Panorama. « L’Âme du tigre », énigme familiale au sein de la diaspora chinoise de Paris

Présenté dans la catégorie Panorama du festival du film romantique de Cabourg, « L’Âme du tigre » de François Yang ne manque pas d’intérêt.

Xin Wang, Edouard Yang, Frédéric Siuen et Audrey Bastien.
Xin Wang, Edouard Yang, Frédéric Siuen et Audrey Bastien.

Il s’agit du premier long-métrage de fiction de ce réalisateur suisse d’origine chinoise qui a fait ses armes dans le documentaire. L’intrigue est très personnelle dit-il. « Je suis né en Suisse, je vis à Paris et j’ai découvert ma culture chinoise en réalisant des documentaires, j’ai appris ma langue d’origine sur le tard… » Le film qui mêle un casting français (dont la trop rare Audrey Bastien) et chinois raconte l’histoire d’un Parisien d’origine chinoise (Alex). À la suite du décès teinté de mystère de son frère Jun commence à fouiller dans le passé familial. Un passé particulièrement douloureux et même tabou en Chine : la Révolution chinoise. Les festivaliers se souviendront sans doute du magnifique film de Dai Sijie, « Balzac ou la tailleuse chinoise », présenté à Cabourg en 2002 et qui traitait également de cette période de l’histoire chinoise.

« Les deux comédiens qui jouent le père et l’oncle ont réellement vécu cette période et pendant le tournage je leur ai demandé de se rappeler de ces moments difficiles.
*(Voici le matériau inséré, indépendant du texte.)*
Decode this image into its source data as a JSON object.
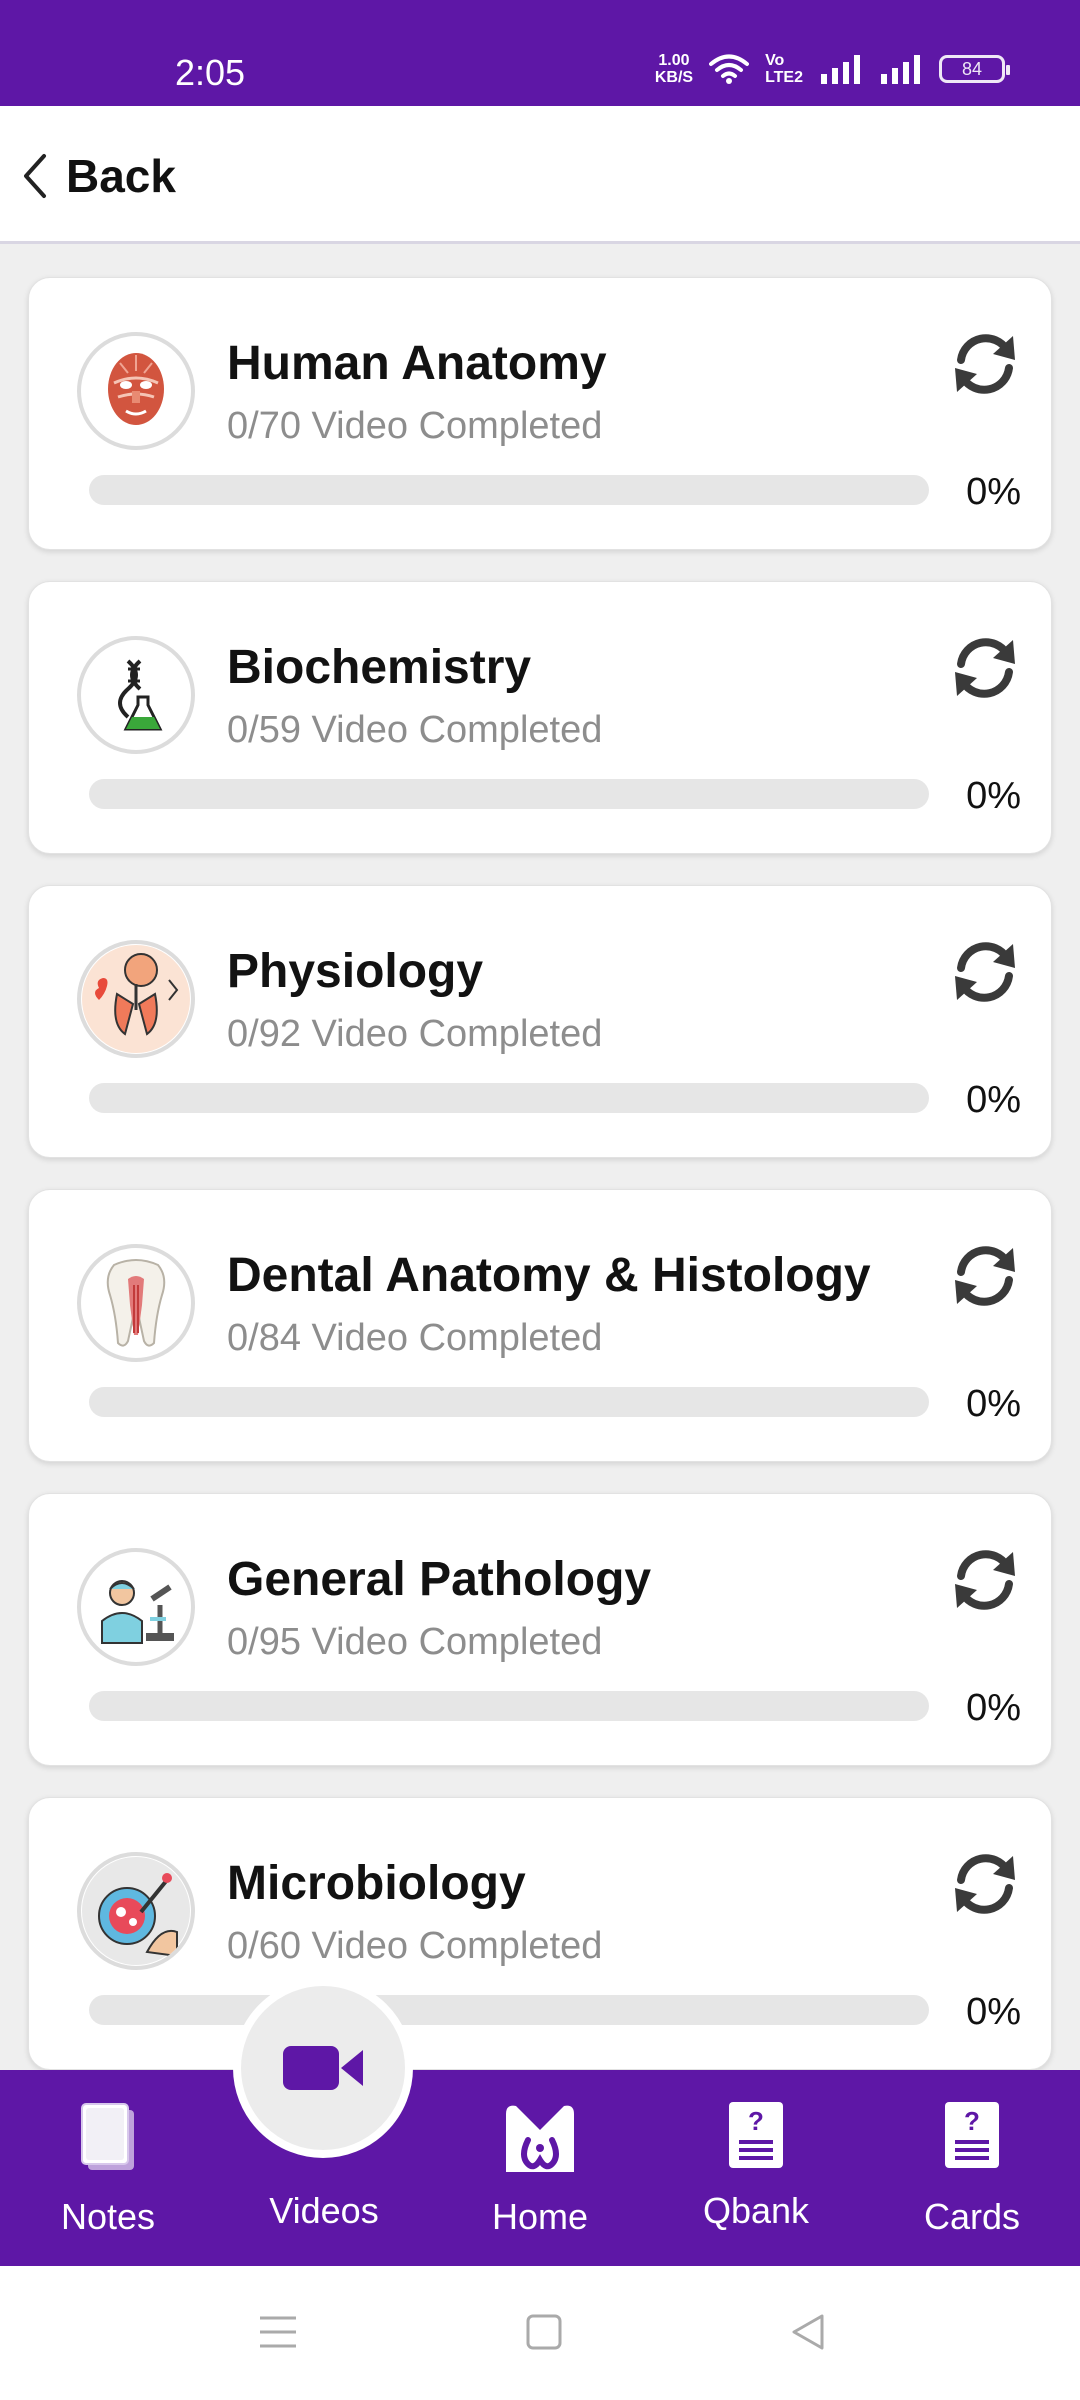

À l’écran, c’est leur propre douleur que l’on perçoit. Leurs larmes sont sincères. C’était une façon de faire rejoindre la réalité et la fiction. »

Dans « L’Âme du tigre », François Yang filme, chose rare, la communauté asiatique et plus particulièrement chinoise du 13e arrondissement parisien. Ses réflexes de documentariste lui ont servi puisqu’il confie avoir « volé » des scènes de vie sur place, dans le but d’apporter un cadre réaliste à son intrigue. C’est ainsi qu’il a pu capturer des images de commerçants autour de l’esplanade Olympiades ou du Nouvel an chinois dans le quartier. « Les scènes dans le métro ont aussi été filmées discrètement avec une équipe réduite », souffle-t-il.

« Comme le personnage principal, j’ai moi aussi vécu le deuil d’un frère et je me suis rendu compte à cette occasion que je ne connaissais pas l’histoire de mes parents. » Son père a vécu à Taïwan avant de s’installer en Suisse. « Si on ne les interroge pas, on ne sait pas. Mon film est donc aussi une histoire de transmission. »

"L'Âme du tigre". ©Frenetic Films
"L'Âme du tigre". ©Frenetic Films

Le comédien principal, Frédéric Siuen, issu du conservatoire national de Paris s’est lui aussi posé la question de ses racines. « Je pense que tous les Français avec des origines différentes se la pose. Le plus gros travail pour ce film a été de distinguer Alex de moi-même. Mes parents sont arrivés en France il y a une trentaine d’années. Ils ne maîtrisaient pas bien la langue et m’ont transmis le cantonais comme langue maternelle. Mais comme Alex, je ne parle pas le mandarin. »

François Yang avait pensé tourner du côté de Belleville mais il s’est heurté à une forte opposition de la communauté sur place. « Apparemment, il y a beaucoup de sans papier. C’est une immigration plus récente que dans le 13e et motivée par des raisons économiques.  Dans le 13e, les gens sont arrivés dans les années 70 – 80 et comme on peut le voir dans le film, ils sont bien intégrés. »

Si le film a peu de chance de sortir en Chine en raison de la forte censure du gouvernement en place, il paraît incompréhensible qu’il ne dispose toujours pas de distributeur en France. « Nous avons tourné en grande partie à Paris, déclare François Yang et nous montrons une communauté eu visible au cinéma, j’aimerais bien que mon film puisse être vu à Paris et partout en France. » Le message est passé.